Catherine Polta ’10 took his “Problems of Philosophy” course when she was a first-year.

“He was by far my favorite teacher of freshman year,” she said. “He’s interesting, incredibly smart, hilarious, and he always played the devil’s advocate in classroom debates.”

Provost Diane Michelfelder called West’s career “illustrious and influential.”

“He has introduced many students to the delights and challenges of philosophical thinking,” she said.

Early in his career West taught at Spelman College, a historically Black woman’s college in Atlanta, where he started a lifelong friendship with historian Howard Zinn.

In his early 30s, West came to Macalester.

He said he never intended to stay at Macalester for his whole career and he has compared it with the University of Chicago and the University of North Carolina-Chapel Hill, where he spent time as a visiting professor.

He said he has stayed at Macalester because he appreciated the “fairly harmonious department atmosphere” and because he preferred the college’s position as a small school in a big city to the urban environment of the Chicago or the small-town feel of Chapel Hill.

West cautioned Macalester against the unfocused nature of interdisciplinary programs, saying that they are a method of distraction from concentrating on one field of knowledge.

“I think interdisciplinary studies are very popular with students,” he said, “but I think they can be overdone.”

After he retires, West plans to continue to continue teaching and learning.

“I’m going to be around,” he said, “I’ll have an office on campus and I’ll offer my services as a guest lecturer, but I won’t be grading papers if I can help it.”

“I plan on writing two more articles by the end of the year,” he said, “and I’d like to find out a lot of what’s been going on in science, especially science.”

Ellen Guyer started working at Macalester in 1977 as a professor in a now-defunct department that instructed students in teaching English as a second language.
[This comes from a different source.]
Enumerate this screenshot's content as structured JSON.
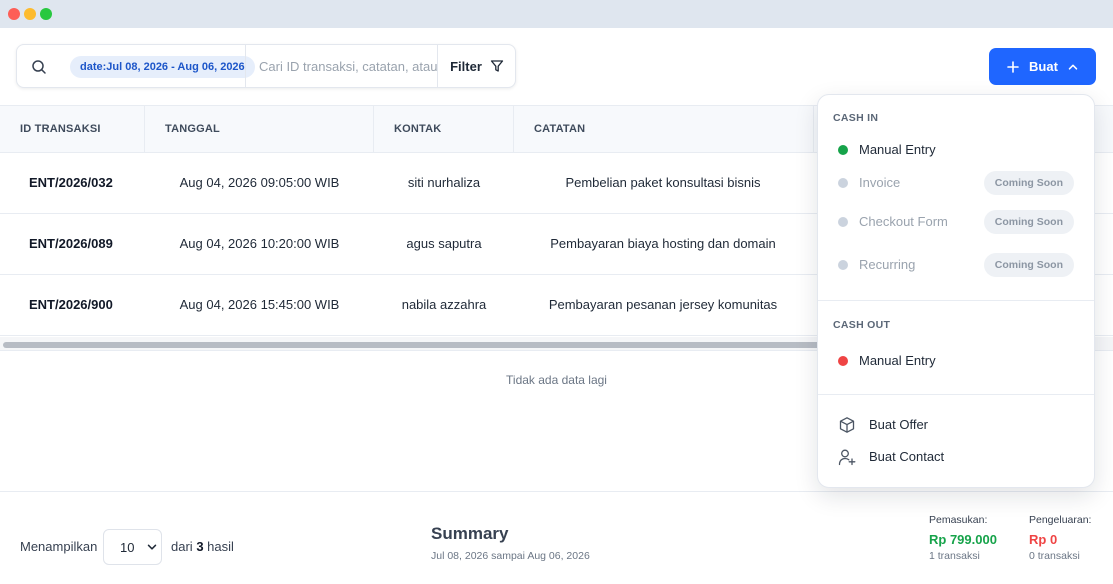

When the department collapsed amid restructuring shortly after Guyer came to the college, she was absorbed into the administration.

As dean of academic programs, she has gained responsibility over a mismatched variety of programs including first-year seminars, faculty training seminars, fellowships, the foreign language requirement and the Mac learning center.

Dean of Students Laurie Hamre said she often uses Guyer as an advisor and that she works with Guyer on issues of academic standing and probation.

“A test that she’s been here so long,” Hamre said, “is how her job description has grown because of her many skills.”

Hamre said Guyer’s longevity is a result of her adaptability to administrative change.

“She has historical knowledge that is very helpful,” Hamre said. “I have found her to be by far my most trusted colleague during my time here, and she’s lived through a lot of provosts, which is a lot of bosses.”

Michelfelder also complimented Guyer’s skills.

“Ellen is an exemplary citizen of the college,” she said, “and an ideal example of an administrator-mentor, who keeps student development first and foremost in her daily interactions with students.”

Guyer’s husband, Leland, has taught in the Hispanic Studies department and will enter semi-retirement after this semester.

The Guyers have bought a house in Tucson, Ariz., and will move there after this semester, Hamre said. Next semester, Guyer will ease Macalester’s adjustment her absense by helping Macalester students apply for scholarships and fellowships such as the Watson, Rhodes and Fulbright awards, Hamre said.

With Michelfelder leaving as provost after this semester, Macalester will wait for a new provost to be selected before beginning a search for Guyer’s replacement.

Guyer declined to be interviewed for this article.